As the head of a global business, Mr Robinet was quick to recognise “aggressive” quantitative easing in key markets such as Japan, and how it has created a universal dilemma for savers.
“Low interest rates are a familiar story in Japan but there is more awareness of this in the US and the UK now. It has made people realise that their retirement income will not be enough unless they grow their capital during their working lives. In order to do this in real terms, adjusted for inflation, you need to invest in risky assets, not just bonds.
“In countries such as the US and the UK, risk appetite for equities has historically been a lot stronger than in Japan, Switzerland and France – the latter in particular is very fond of certainty. But we’ve had feedback from advisers and distribution partners that shows a growing acceptance of risk.”
Paradoxically, those same investors have become highly risk-averse following the financial crash, something Mr Robinet completely understood. “This is not only irrational fear.

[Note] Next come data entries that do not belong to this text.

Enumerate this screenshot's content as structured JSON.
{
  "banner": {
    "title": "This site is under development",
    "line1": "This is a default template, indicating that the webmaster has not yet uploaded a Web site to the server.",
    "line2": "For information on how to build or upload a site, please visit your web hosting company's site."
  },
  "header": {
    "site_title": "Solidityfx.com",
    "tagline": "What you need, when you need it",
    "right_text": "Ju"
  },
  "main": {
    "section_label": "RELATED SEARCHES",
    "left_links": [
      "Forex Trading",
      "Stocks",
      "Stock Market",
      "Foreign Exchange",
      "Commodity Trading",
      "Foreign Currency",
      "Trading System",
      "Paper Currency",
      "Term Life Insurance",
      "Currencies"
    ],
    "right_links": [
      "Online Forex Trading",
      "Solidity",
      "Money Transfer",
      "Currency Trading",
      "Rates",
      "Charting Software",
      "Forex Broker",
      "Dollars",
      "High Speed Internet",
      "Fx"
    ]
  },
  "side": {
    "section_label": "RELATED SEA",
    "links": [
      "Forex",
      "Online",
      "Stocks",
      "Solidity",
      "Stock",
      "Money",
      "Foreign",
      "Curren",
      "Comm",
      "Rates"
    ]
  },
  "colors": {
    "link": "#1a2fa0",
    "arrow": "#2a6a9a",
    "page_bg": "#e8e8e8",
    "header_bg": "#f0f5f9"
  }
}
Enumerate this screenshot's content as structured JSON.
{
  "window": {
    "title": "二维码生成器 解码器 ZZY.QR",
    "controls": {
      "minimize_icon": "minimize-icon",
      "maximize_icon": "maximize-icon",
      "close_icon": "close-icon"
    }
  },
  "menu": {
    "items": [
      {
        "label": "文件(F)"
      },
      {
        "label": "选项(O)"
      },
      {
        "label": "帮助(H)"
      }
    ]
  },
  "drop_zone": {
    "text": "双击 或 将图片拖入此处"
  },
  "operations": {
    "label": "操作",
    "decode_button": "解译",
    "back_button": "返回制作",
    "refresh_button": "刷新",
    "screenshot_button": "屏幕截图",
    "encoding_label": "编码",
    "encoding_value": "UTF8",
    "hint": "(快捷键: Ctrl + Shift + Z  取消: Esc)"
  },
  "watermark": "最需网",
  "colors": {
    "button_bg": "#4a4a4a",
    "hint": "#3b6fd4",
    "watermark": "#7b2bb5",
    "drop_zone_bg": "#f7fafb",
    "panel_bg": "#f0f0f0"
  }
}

Investors have experienced one of the biggest crashes of all time. The need for protection and guarantee has never been as high as it is now.
“People can’t stand the kind of market volatility we’re seeing now. The goal of providers and products should be to eliminate this extreme volatility.”
Furthermore, Mr Robinet warned that many people are simply underestimating just how long they will live and may fail to save enough for their retirement as a result. “Retirement will be a very long, significant part of people’s lives, and their level of income may not be enough.”
The answer is a form of financial protection against a potentially toxic situation, Mr Robinet suggested. “Firstly, we would hope that markets pick up again so that investing in a fund would be sufficient.